Norma qualified as a Category 1 hurricane by having winds of 119 to 152 km/h, with swells that “are likely to cause life-threatening surf and rip current conditions,” the NHC noted. Its hurricane-force winds extended outward up to 35 kilometers (25 miles) from the center, with tropical-storm-force winds extended outward up to 220 kilometers (140 miles).

According to the SMN model, the hurricane could reach Category 3 status (179 to 208 km/h) or beyond on Thursday as it makes its way toward the Baja Peninsula, but gradual weakening is forecast on Friday and Saturday.

Map of Hurricane Norma's projected wind arrival time
Tropical storm-force winds are projected to hit the Baja Peninsula by Friday morning (National Hurricane Center).

Norma isn’t expected to move directly over land until Monday morning, but the NHC said the potential track of the storm has “greater-than-normal uncertainty.”

That may be  because of what happened with Hurricane Lidia earlier this month.

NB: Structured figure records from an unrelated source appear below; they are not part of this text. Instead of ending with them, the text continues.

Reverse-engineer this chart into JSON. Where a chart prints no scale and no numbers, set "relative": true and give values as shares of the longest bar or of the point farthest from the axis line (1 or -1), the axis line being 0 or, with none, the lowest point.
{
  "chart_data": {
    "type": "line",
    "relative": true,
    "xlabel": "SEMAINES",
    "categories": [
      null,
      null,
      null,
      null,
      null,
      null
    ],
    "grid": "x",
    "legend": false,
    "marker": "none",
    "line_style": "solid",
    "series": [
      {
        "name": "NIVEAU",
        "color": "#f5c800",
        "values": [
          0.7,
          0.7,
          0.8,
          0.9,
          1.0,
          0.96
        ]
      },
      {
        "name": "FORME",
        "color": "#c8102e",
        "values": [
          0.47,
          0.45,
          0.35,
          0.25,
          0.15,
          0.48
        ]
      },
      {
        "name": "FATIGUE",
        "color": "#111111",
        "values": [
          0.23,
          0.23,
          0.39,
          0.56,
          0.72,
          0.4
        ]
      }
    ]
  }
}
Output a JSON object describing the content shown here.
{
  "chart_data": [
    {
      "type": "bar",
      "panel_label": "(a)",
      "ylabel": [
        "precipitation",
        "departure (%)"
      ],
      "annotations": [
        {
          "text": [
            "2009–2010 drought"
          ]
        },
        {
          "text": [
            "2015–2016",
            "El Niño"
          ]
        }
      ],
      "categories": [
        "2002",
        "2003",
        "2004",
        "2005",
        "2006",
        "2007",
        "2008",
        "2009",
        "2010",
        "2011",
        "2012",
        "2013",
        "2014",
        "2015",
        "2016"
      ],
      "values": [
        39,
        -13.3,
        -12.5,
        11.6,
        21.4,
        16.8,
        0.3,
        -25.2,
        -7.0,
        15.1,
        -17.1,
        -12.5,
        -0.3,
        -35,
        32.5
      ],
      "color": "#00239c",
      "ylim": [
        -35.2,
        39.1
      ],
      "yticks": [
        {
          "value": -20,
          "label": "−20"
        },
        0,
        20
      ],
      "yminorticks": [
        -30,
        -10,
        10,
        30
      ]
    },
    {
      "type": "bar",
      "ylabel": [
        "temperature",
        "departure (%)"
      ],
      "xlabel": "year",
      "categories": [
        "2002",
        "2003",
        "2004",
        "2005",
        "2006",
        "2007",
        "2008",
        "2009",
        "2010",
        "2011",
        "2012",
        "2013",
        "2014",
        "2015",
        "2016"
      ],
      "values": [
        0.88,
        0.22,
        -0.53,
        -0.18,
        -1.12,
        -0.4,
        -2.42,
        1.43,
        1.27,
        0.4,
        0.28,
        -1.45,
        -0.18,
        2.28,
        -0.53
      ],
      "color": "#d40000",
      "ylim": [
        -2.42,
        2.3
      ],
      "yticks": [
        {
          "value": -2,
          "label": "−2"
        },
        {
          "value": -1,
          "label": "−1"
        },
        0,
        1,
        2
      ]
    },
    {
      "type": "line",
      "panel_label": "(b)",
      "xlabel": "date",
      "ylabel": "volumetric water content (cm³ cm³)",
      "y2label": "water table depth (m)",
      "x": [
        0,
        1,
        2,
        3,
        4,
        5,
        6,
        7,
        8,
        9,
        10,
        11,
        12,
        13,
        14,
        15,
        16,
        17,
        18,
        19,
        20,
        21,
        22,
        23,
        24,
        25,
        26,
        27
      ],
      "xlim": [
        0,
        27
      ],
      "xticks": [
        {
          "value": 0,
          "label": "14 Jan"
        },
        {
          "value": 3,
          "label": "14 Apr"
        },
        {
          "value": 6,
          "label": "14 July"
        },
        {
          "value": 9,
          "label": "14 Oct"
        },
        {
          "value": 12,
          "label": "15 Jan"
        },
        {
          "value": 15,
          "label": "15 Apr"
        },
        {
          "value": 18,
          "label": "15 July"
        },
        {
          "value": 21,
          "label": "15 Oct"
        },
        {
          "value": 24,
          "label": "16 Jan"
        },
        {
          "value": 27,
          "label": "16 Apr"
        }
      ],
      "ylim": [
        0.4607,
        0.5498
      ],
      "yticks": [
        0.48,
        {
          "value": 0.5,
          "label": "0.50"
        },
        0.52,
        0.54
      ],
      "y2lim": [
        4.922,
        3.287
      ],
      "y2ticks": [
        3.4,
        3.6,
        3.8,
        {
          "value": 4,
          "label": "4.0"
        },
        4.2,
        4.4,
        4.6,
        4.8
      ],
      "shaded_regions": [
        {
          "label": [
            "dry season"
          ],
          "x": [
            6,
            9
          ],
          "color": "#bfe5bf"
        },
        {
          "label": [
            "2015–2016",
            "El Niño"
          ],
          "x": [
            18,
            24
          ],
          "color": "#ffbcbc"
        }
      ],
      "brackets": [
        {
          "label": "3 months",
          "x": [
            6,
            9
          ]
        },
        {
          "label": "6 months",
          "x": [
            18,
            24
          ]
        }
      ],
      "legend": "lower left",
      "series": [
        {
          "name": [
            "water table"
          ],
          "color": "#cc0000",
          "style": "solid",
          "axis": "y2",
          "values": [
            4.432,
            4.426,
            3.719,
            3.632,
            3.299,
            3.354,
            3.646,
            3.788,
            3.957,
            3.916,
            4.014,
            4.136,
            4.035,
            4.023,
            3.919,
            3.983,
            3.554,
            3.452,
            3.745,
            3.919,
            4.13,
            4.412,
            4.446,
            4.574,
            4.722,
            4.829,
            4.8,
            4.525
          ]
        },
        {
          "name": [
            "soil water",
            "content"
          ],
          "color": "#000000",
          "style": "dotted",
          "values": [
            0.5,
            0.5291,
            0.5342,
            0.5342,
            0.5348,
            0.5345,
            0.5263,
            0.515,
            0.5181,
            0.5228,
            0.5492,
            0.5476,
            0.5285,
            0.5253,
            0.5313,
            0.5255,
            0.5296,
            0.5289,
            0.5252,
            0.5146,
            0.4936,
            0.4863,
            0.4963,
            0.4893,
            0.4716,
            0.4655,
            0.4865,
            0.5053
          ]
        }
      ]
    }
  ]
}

After tracking as a tropical storm parallel to and well off Mexico’s Pacific Coast, Lidia rapidly intensified and took a sharp right turn toward the state of Jalisco, peaking as a Category 4 hurricane. It battered the coast and killed at least one person.

Still reeling from damage caused by Lidia, the state of Colima began feeling the presence of Norma on Tuesday with intense rain, particularly in the coastal municipalities of Manzanillo, Armería and Tecomán.